I apologize. It's a lot, but if someone could at least answer one or two, I would greatly appreciate it.


----------



## nancy d (Oct 5, 2007)

If you go to the ABGA website it will answer most of your question.
In short; tattoos are mandatory but ear tags are allowed. No need for scrapie tags.
No age restriction but does must show signs of either being preg or have kidded by 24mos.

I like to pen them with a buddy so they don't come unglued.
We don't let anyone sniff rear ends or noses.
When we get home they are all run through strong bleach water, including our own shoes.


----------



## SMB_GoatHerd (Jan 22, 2014)

Thank you for the advice! I have read through the ABGA website, but apparently I missed some things....


----------



## nancy d (Oct 5, 2007)

You're welcome! There's a lot of info there, some of it I cannot seem to remember.
Usually bucks are not allowed if it is during a fair.
Most folks do the bulk if not all bathing & clipping on site.
It is customary for fair to provide hay & shavings.
If entry packet doesn't state it then they generally don't.


----------



## SMB_GoatHerd (Jan 22, 2014)

What signs are they looking for as a "doe showing signs of pregnancy or having kidded by 24 months"? Along with that, how long would you show a doe into her pregnancy? Or after she had kidded?


----------



## SMB_GoatHerd (Jan 22, 2014)

Okay, so I have a big fluff bucket of a buck. How should I clip him if I were to happen to show him? I want him to be comfortable, but a reasonable ABGA show clip. Any help? Or diagrams...


----------



## caprine crazy (Jun 12, 2012)

One of the main things I think they look for is a developing udder for 24 mo. pregnancy thing. That's how they do it at a few county fairs around here anyway. They usually try to make them as close to an ABGA show as possible. Usually they will even find a registered judge to judge.


----------



## Crossroads Boers (Feb 19, 2011)

Nancy did a good job of answering some of your questions, but I'll add some too.

With the pigment... some judges are big on that and others don't seem to care. I've been DQ'd one day and winning the class the next with one of our does who had 50-70% pigment until she was 7 months old. In most cases the pigment does come in with age. I have one doeling right now who was born with only 1-2 black spots, now she's almost 75% at 1 month old. The more black under that tail the better. 

Check tattoos before each show. Make sure they match their papers before you show too... I've shown a LOT for a friend and I have gotten DQ'd more than once because the goat's tattoos don't match their papers. That's embarrassing, especially when the judge doesn't know it's not my goat!
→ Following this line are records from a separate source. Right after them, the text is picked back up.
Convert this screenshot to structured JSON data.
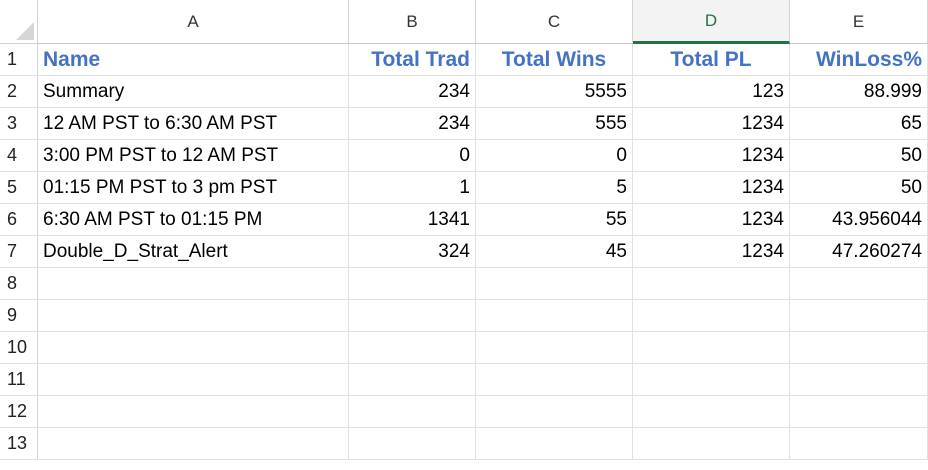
{
  "columns": [
    "A",
    "B",
    "C",
    "D",
    "E"
  ],
  "rows": [
    "1",
    "2",
    "3",
    "4",
    "5",
    "6",
    "7",
    "8",
    "9",
    "10",
    "11",
    "12",
    "13"
  ],
  "header_row": [
    "Name",
    "Total Trad",
    "Total Wins",
    "Total PL",
    "WinLoss%"
  ],
  "data_rows": [
    [
      "Summary",
      "234",
      "5555",
      "123",
      "88.999"
    ],
    [
      "12 AM PST to 6:30 AM PST",
      "234",
      "555",
      "1234",
      "65"
    ],
    [
      "3:00 PM PST to 12 AM PST",
      "0",
      "0",
      "1234",
      "50"
    ],
    [
      "01:15 PM PST to 3 pm PST",
      "1",
      "5",
      "1234",
      "50"
    ],
    [
      "6:30 AM PST to 01:15 PM",
      "1341",
      "55",
      "1234",
      "43.956044"
    ],
    [
      "Double_D_Strat_Alert",
      "324",
      "45",
      "1234",
      "47.260274"
    ]
  ],
  "active_column": "D",
  "colors": {
    "header_text": "#4472c4",
    "active_column": "#217346"
  }
}
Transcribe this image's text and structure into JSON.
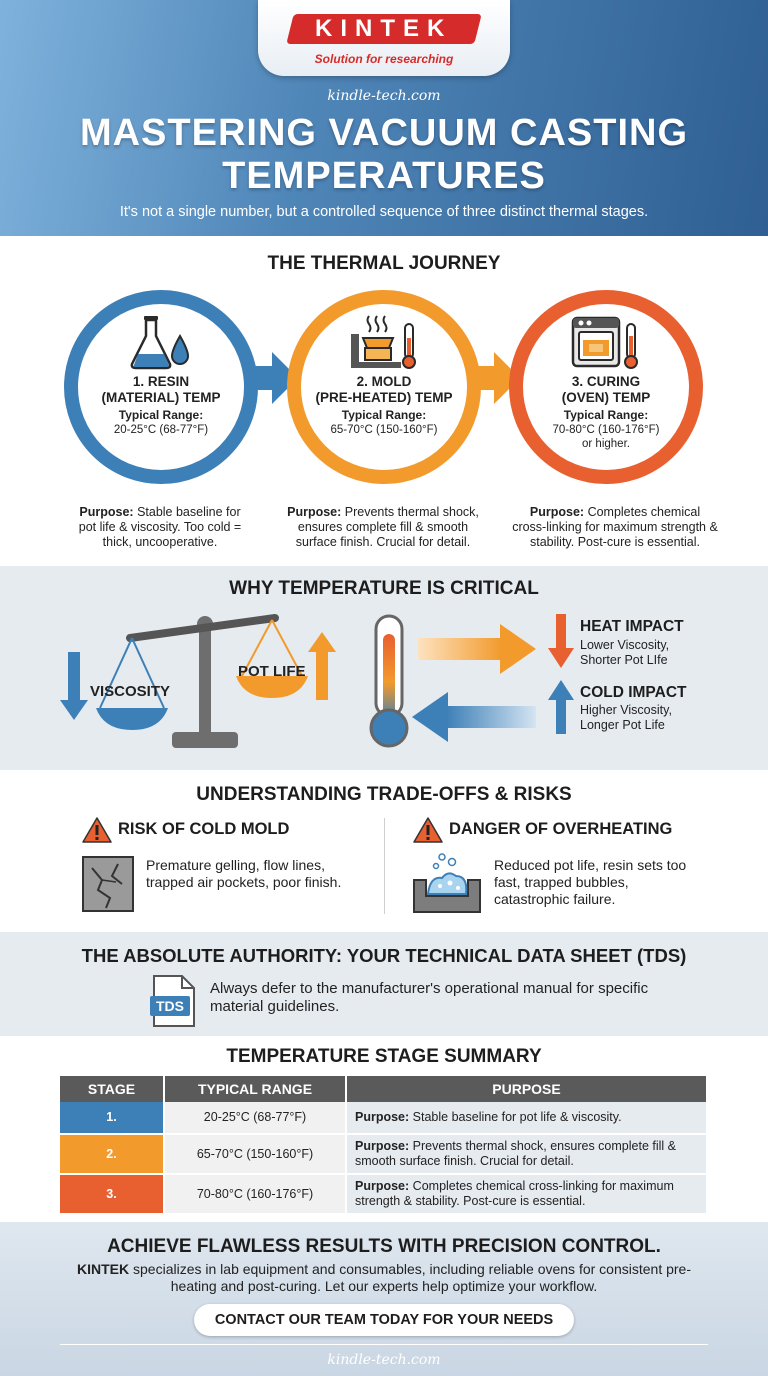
{
  "header": {
    "logo_text": "KINTEK",
    "logo_tagline": "Solution for researching",
    "site_url": "kindle-tech.com",
    "title_line1": "MASTERING VACUUM CASTING",
    "title_line2": "TEMPERATURES",
    "subtitle": "It's not a single number, but a controlled sequence of three distinct thermal stages."
  },
  "journey": {
    "title": "THE THERMAL JOURNEY",
    "stages": [
      {
        "name_line1": "1. RESIN",
        "name_line2": "(MATERIAL) TEMP",
        "range_label": "Typical Range:",
        "range_line1": "20-25°C (68-77°F)",
        "range_line2": "",
        "purpose_label": "Purpose:",
        "purpose_text": "Stable baseline for pot life & viscosity. Too cold = thick, uncooperative.",
        "color": "#3d7fb7",
        "icon": "beaker-icon"
      },
      {
        "name_line1": "2. MOLD",
        "name_line2": "(PRE-HEATED) TEMP",
        "range_label": "Typical Range:",
        "range_line1": "65-70°C (150-160°F)",
        "range_line2": "",
        "purpose_label": "Purpose:",
        "purpose_text": "Prevents thermal shock, ensures complete fill & smooth surface finish. Crucial for detail.",
        "color": "#f29a2c",
        "icon": "heated-mold-icon"
      },
      {
        "name_line1": "3. CURING",
        "name_line2": "(OVEN) TEMP",
        "range_label": "Typical Range:",
        "range_line1": "70-80°C (160-176°F)",
        "range_line2": "or higher.",
        "purpose_label": "Purpose:",
        "purpose_text": "Completes chemical cross-linking for maximum strength & stability. Post-cure is essential.",
        "color": "#e85f30",
        "icon": "oven-icon"
      }
    ]
  },
  "critical": {
    "title": "WHY TEMPERATURE IS CRITICAL",
    "viscosity_label": "VISCOSITY",
    "pot_life_label": "POT LIFE",
    "heat_title": "HEAT IMPACT",
    "heat_line1": "Lower Viscosity,",
    "heat_line2": "Shorter Pot LIfe",
    "cold_title": "COLD IMPACT",
    "cold_line1": "Higher Viscosity,",
    "cold_line2": "Longer Pot Life",
    "colors": {
      "blue": "#3d7fb7",
      "orange": "#f29a2c"
    }
  },
  "risks": {
    "title": "UNDERSTANDING TRADE-OFFS & RISKS",
    "cold_title": "RISK OF COLD MOLD",
    "cold_text": "Premature gelling, flow lines, trapped air pockets, poor finish.",
    "hot_title": "DANGER OF OVERHEATING",
    "hot_text": "Reduced pot life, resin sets too fast, trapped bubbles, catastrophic failure."
  },
  "tds": {
    "title": "THE ABSOLUTE AUTHORITY: YOUR TECHNICAL DATA SHEET (TDS)",
    "icon_label": "TDS",
    "text": "Always defer to the manufacturer's operational manual for specific material guidelines."
  },
  "summary": {
    "title": "TEMPERATURE STAGE SUMMARY",
    "headers": [
      "STAGE",
      "TYPICAL RANGE",
      "PURPOSE"
    ],
    "rows": [
      {
        "stage": "1.",
        "range": "20-25°C (68-77°F)",
        "purpose_label": "Purpose:",
        "purpose_text": "Stable baseline for pot life & viscosity.",
        "color": "#3d7fb7"
      },
      {
        "stage": "2.",
        "range": "65-70°C (150-160°F)",
        "purpose_label": "Purpose:",
        "purpose_text": "Prevents thermal shock, ensures complete fill & smooth surface finish. Crucial for detail.",
        "color": "#f29a2c"
      },
      {
        "stage": "3.",
        "range": "70-80°C (160-176°F)",
        "purpose_label": "Purpose:",
        "purpose_text": "Completes chemical cross-linking for maximum strength & stability. Post-cure is essential.",
        "color": "#e85f30"
      }
    ]
  },
  "footer": {
    "title": "ACHIEVE FLAWLESS RESULTS WITH PRECISION CONTROL.",
    "brand": "KINTEK",
    "text": "specializes in lab equipment and consumables, including reliable ovens for consistent pre-heating and post-curing. Let our experts help optimize your workflow.",
    "cta_label": "CONTACT OUR TEAM TODAY FOR YOUR NEEDS",
    "site_url": "kindle-tech.com"
  }
}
I would show a doe until she is 3 months bred. After that it would depend on how big she gets. I would be too worried to show a doe past 3 months gestation, but I have seen goats show at 4 months gestation.

Make sure the teats are show legal, and make sure their bite is on.

If you have a super fluffy goat you may want to do a full body clip. I attached a chart my sister made and here is a link to a chart I like: http://www.boergoats4richardsandy.com/Trimming_chart_RNSH.jpg I do the neck at 3/8 inch though and blend that with 1/2inch. Sometimes I'll have to blend the half with 3/4 if it's a really fluffy goat.


----------



## SMB_GoatHerd (Jan 22, 2014)

Thanks for the info! I'm used to full body shaves. That's why. Is it acceptable to do this sort of clipping for a market wether too? And is there much difference in showing/fitting techniques when it comes to does, bucks, and kids?


----------



## caprine crazy (Jun 12, 2012)

Market wethers should be shaved down similar to a dairy goat leave the hair below the knees and hocks. Some people like to shave the tail and leave a pom pom at the end. The pom pom is personal preference I think.


----------



## SMB_GoatHerd (Jan 22, 2014)

Okay. That's what I've always done, but I wasn't sure...


----------



## Crossroads Boers (Feb 19, 2011)

Yeah... so just don't clip a breeding animal like a market wether. Not a good idea...  Some goats look good to have a short hair coat and others look better with more hair. 

This doe here had a full body clip, but still a good amount of hair on her. The next goat just had the neck/belly/tail/chest floor done.


----------



## SMB_GoatHerd (Jan 22, 2014)

So, it just depends on the goat for how much needs clipped off? Is blending a good idea for shows? I've seen people who blend and those who don't...

Sent from my HP 7 using Goat Forum mobile app


----------



## Crossroads Boers (Feb 19, 2011)

Yeah, it depends on the goat and how long the hair is. Yes, blending is a great idea.


----------



## SMB_GoatHerd (Jan 22, 2014)

Oh alright. I think I'm going to try my buck today or tomorrow... I hope he turns out decent. I don't want to end up showing and looking like an idiot. I've never been to a show before, so I think I'm going to attend one to see what its like first... then do it the next one.


----------



## Crossroads Boers (Feb 19, 2011)

Sounds great, good luck!


----------